Sapphire Ventures portfolio company Collectly, for example, is squarely focused on improving the patient out-of-pocket billing workflow by templatizing and automating omnichannel patient outreach campaigns to drive up payment collections. Other companies like Prompt and NexHealth provide more of an end-to-end practice management suite for clinics, enabling practices to manage everything from scheduling to patient management to billing and reporting through a single modern interface.

We’ve been tracking the rise of the next-gen digital health enablement stack for a while. We recently wrote about the emerging class of technology platforms supporting not only digital health companies but also the traditional healthcare providers looking to pull forward into the modern era of care delivery.

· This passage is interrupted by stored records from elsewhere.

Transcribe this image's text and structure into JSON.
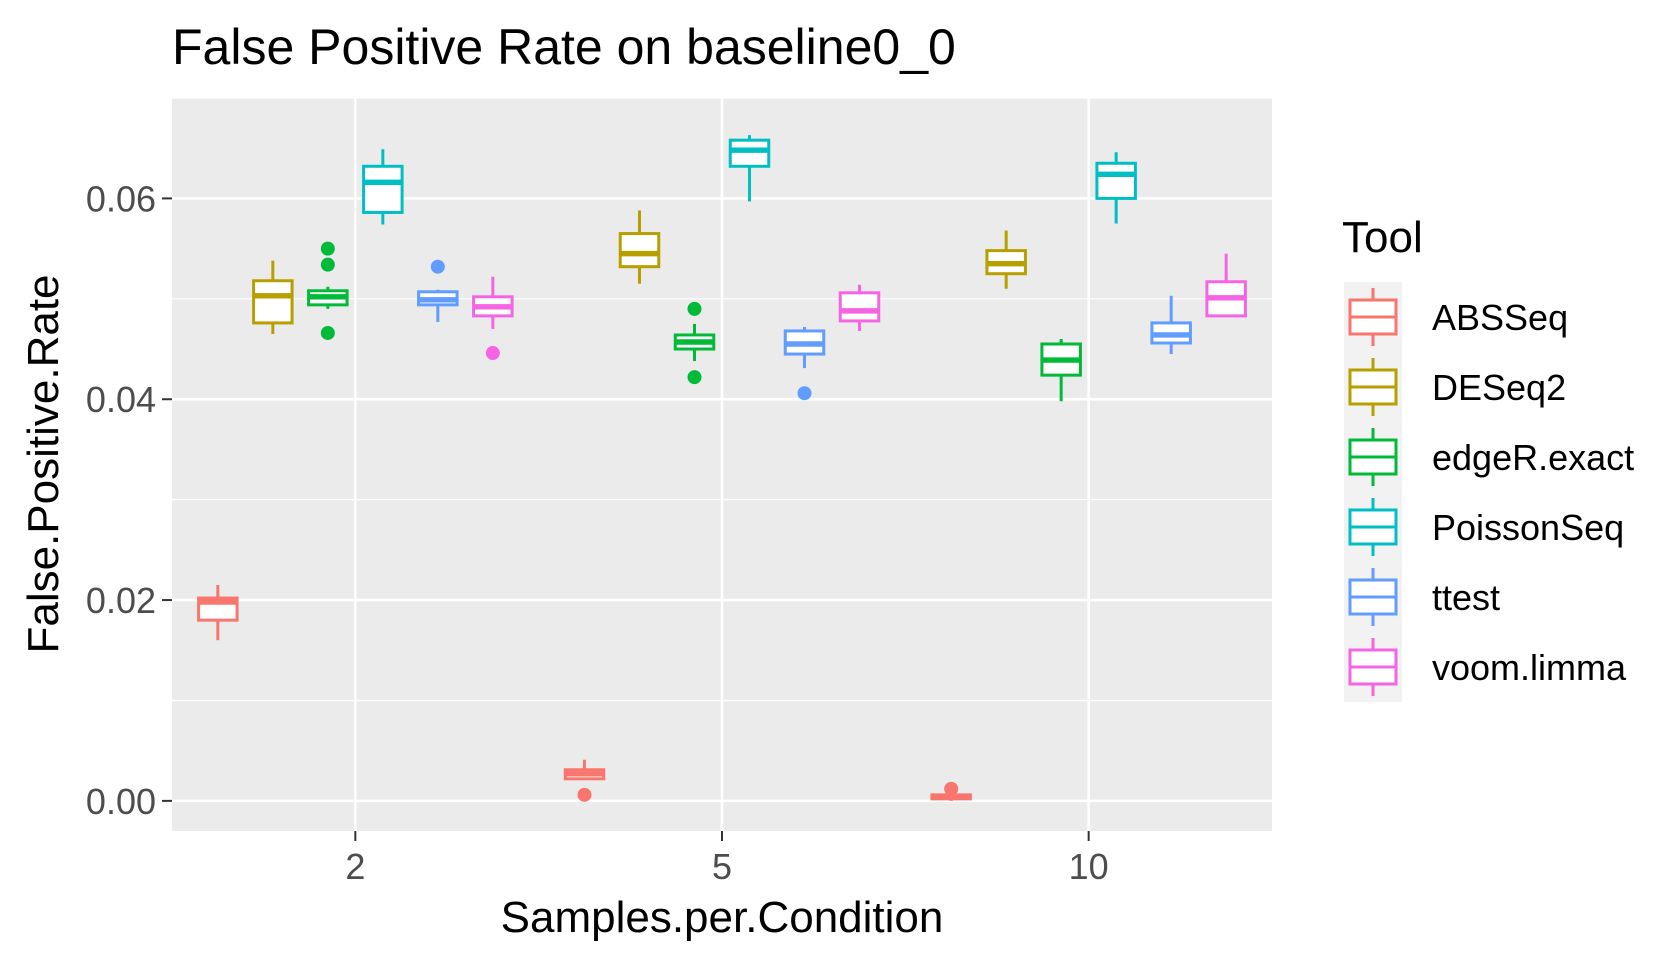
{
  "chart_data": {
    "type": "boxplot",
    "title": "False Positive Rate on baseline0_0",
    "xlabel": "Samples.per.Condition",
    "ylabel": "False.Positive.Rate",
    "categories": [
      "2",
      "5",
      "10"
    ],
    "ylim": [
      -0.003,
      0.07
    ],
    "yticks": [
      0,
      0.02,
      0.04,
      0.06
    ],
    "ytick_labels": [
      "0.00",
      "0.02",
      "0.04",
      "0.06"
    ],
    "grid": true,
    "legend": {
      "title": "Tool",
      "position": "right"
    },
    "series": [
      {
        "name": "ABSSeq",
        "color": "#F8766D",
        "boxes": [
          {
            "category": "2",
            "min": 0.016,
            "q1": 0.018,
            "median": 0.0198,
            "q3": 0.0202,
            "max": 0.0215,
            "outliers": []
          },
          {
            "category": "5",
            "min": 0.0022,
            "q1": 0.0022,
            "median": 0.0027,
            "q3": 0.0031,
            "max": 0.0041,
            "outliers": [
              0.0006
            ]
          },
          {
            "category": "10",
            "min": 0.0,
            "q1": 0.0002,
            "median": 0.0004,
            "q3": 0.0006,
            "max": 0.0008,
            "outliers": [
              0.0012
            ]
          }
        ]
      },
      {
        "name": "DESeq2",
        "color": "#B79F00",
        "boxes": [
          {
            "category": "2",
            "min": 0.0465,
            "q1": 0.0476,
            "median": 0.0503,
            "q3": 0.0518,
            "max": 0.0538,
            "outliers": []
          },
          {
            "category": "5",
            "min": 0.0515,
            "q1": 0.0532,
            "median": 0.0545,
            "q3": 0.0565,
            "max": 0.0588,
            "outliers": []
          },
          {
            "category": "10",
            "min": 0.051,
            "q1": 0.0525,
            "median": 0.0535,
            "q3": 0.0548,
            "max": 0.0568,
            "outliers": []
          }
        ]
      },
      {
        "name": "edgeR.exact",
        "color": "#00BA38",
        "boxes": [
          {
            "category": "2",
            "min": 0.049,
            "q1": 0.0494,
            "median": 0.0502,
            "q3": 0.0508,
            "max": 0.0512,
            "outliers": [
              0.055,
              0.0534,
              0.0466
            ]
          },
          {
            "category": "5",
            "min": 0.0438,
            "q1": 0.045,
            "median": 0.0457,
            "q3": 0.0464,
            "max": 0.0475,
            "outliers": [
              0.049,
              0.0422
            ]
          },
          {
            "category": "10",
            "min": 0.0398,
            "q1": 0.0424,
            "median": 0.0439,
            "q3": 0.0455,
            "max": 0.046,
            "outliers": []
          }
        ]
      },
      {
        "name": "PoissonSeq",
        "color": "#00BFC4",
        "boxes": [
          {
            "category": "2",
            "min": 0.0574,
            "q1": 0.0586,
            "median": 0.0616,
            "q3": 0.0632,
            "max": 0.0649,
            "outliers": []
          },
          {
            "category": "5",
            "min": 0.0597,
            "q1": 0.0632,
            "median": 0.0648,
            "q3": 0.0658,
            "max": 0.0663,
            "outliers": []
          },
          {
            "category": "10",
            "min": 0.0575,
            "q1": 0.06,
            "median": 0.0624,
            "q3": 0.0635,
            "max": 0.0646,
            "outliers": []
          }
        ]
      },
      {
        "name": "ttest",
        "color": "#619CFF",
        "boxes": [
          {
            "category": "2",
            "min": 0.0477,
            "q1": 0.0494,
            "median": 0.0499,
            "q3": 0.0507,
            "max": 0.0509,
            "outliers": [
              0.0532
            ]
          },
          {
            "category": "5",
            "min": 0.0431,
            "q1": 0.0445,
            "median": 0.0455,
            "q3": 0.0468,
            "max": 0.0472,
            "outliers": [
              0.0406
            ]
          },
          {
            "category": "10",
            "min": 0.0445,
            "q1": 0.0456,
            "median": 0.0464,
            "q3": 0.0476,
            "max": 0.0503,
            "outliers": []
          }
        ]
      },
      {
        "name": "voom.limma",
        "color": "#F564E3",
        "boxes": [
          {
            "category": "2",
            "min": 0.047,
            "q1": 0.0483,
            "median": 0.0492,
            "q3": 0.0502,
            "max": 0.0522,
            "outliers": [
              0.0446
            ]
          },
          {
            "category": "5",
            "min": 0.0468,
            "q1": 0.0478,
            "median": 0.0488,
            "q3": 0.0506,
            "max": 0.0514,
            "outliers": []
          },
          {
            "category": "10",
            "min": 0.0482,
            "q1": 0.0483,
            "median": 0.0501,
            "q3": 0.0517,
            "max": 0.0545,
            "outliers": []
          }
        ]
      }
    ]
  }
}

This year, we’ll be closely following how the once nascent, but now expansive healthcare delivery tech stack begins to make a real impact, particularly for smaller practices across the country.

Despite a choppy decade+ for HealthTech from the rise of digital health in the 2010s to peak demand during COVID and the subsequent macro pullback, we are optimistic and excited for 2024 as we believe it will represent a year of maturation across the industry. While 2023 innovation budgets enabled healthcare organizations to experiment with new applications, we expect real use cases to emerge this year, and funding for technology to concentrate accordingly. We look forward to staying deeply connected with the HealthTech buyer universe and startup ecosystem, keenly tracking emerging stars and evolving investment priorities that define the sector’s commercial future.